Actually, in terms of Labour, it is more like 10, although it is unfair to say the others are devoid of talent.
Labour now has 15 in Cabinet and six in its A team: Ardern, Grant Robertson, Hipkins, Megan Woods, David Parker and Andrew Little.
They are the only ministers, both capable and without much baggage, who could possibly have been in contention to take over Health at such a fraught time, amounting to about a third of Labour's ministers.
There is no doubt National had a few more in its A team, but not in percentage terms - about eight out of 20 in cabinet or 40 per cent, who would have been capable of similar challenges.
Hipkins was the best choice, despite already having Education, State Services, Ministerial Services, and being Leader of the House.
He is a clever minister, deceptively so because of his youthful looks. But as previously noted by me, he is an excellent minister not only because he has political smarts but because he knows how to get the best of the public service. He makes things happen.

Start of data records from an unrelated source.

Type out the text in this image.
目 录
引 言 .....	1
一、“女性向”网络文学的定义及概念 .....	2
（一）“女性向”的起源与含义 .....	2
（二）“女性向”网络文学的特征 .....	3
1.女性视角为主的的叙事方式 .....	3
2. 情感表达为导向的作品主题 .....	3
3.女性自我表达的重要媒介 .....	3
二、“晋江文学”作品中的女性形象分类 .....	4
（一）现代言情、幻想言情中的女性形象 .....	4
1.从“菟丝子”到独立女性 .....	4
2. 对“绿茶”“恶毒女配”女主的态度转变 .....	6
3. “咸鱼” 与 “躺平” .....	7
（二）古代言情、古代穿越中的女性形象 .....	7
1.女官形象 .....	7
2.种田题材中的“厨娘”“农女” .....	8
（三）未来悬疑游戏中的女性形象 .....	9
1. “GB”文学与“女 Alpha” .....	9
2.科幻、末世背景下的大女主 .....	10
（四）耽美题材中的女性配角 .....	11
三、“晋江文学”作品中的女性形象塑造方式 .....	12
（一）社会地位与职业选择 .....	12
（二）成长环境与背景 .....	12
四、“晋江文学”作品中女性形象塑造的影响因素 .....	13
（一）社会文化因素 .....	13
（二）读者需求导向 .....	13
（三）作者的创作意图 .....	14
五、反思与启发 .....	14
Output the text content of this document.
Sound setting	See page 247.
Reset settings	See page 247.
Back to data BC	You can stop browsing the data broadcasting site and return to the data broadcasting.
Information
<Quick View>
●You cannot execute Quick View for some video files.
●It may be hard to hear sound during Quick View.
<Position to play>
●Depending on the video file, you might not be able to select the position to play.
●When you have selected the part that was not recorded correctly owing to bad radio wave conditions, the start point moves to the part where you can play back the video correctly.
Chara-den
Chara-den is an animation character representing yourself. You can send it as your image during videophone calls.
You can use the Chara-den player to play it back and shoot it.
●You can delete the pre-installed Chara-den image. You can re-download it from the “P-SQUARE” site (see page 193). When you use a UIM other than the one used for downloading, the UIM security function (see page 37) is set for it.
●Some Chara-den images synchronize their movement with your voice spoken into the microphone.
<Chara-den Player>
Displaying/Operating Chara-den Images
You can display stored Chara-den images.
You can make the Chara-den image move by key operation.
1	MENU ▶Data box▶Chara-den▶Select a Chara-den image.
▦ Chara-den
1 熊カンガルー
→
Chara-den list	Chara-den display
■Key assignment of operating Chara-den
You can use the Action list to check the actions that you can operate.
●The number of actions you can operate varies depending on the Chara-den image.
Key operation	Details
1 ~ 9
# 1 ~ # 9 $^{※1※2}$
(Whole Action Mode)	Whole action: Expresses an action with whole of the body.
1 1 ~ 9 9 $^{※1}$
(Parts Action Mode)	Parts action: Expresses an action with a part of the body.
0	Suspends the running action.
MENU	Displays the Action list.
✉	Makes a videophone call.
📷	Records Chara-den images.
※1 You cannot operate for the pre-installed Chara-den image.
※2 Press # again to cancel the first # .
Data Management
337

He served his apprenticeship as a political adviser in the office of Trevor Mallard, who was one of Helen Clark's most effective ministers and who knew the worth of the State Services portfolio as a means of keeping an eye on every corner of government.
Unfortunately Ardern (and Little before her) let Mallard set his ambitions too low, as Speaker, and he would be far better as an experienced minister in the Ardern Government as would Ruth Dyson have been as well.
Hipkins will be a capable caretaker. He certainly could not continue to have both Education and Health after the election, if Labour is returned.
On the face of it, it might be better for Woods to take over health, with her background in science.
But with a massive reform agenda required in Health and the implementation of the Heather Simpson review, Hipkins might be best qualified. He has overseen many reviews, known what to shelve, and known what to implement.
Ardern does not have the luxury of speculating who would have Health post-election, except to rule out Clark ever getting it again.
The fact Clark eventually resigned means he may have a smidgen of a chance of getting a job outside Cabinet as Associate Minister for Statistics - although it would take a lot for him to regain the public's confidence.
Judith Collins not only returned to Cabinet, she has largely been rehabilitated in the public's eyes.
One difference, however, is we are unlikely to see a book in six years' time unloading about how unfairly he had been treated by Ardern.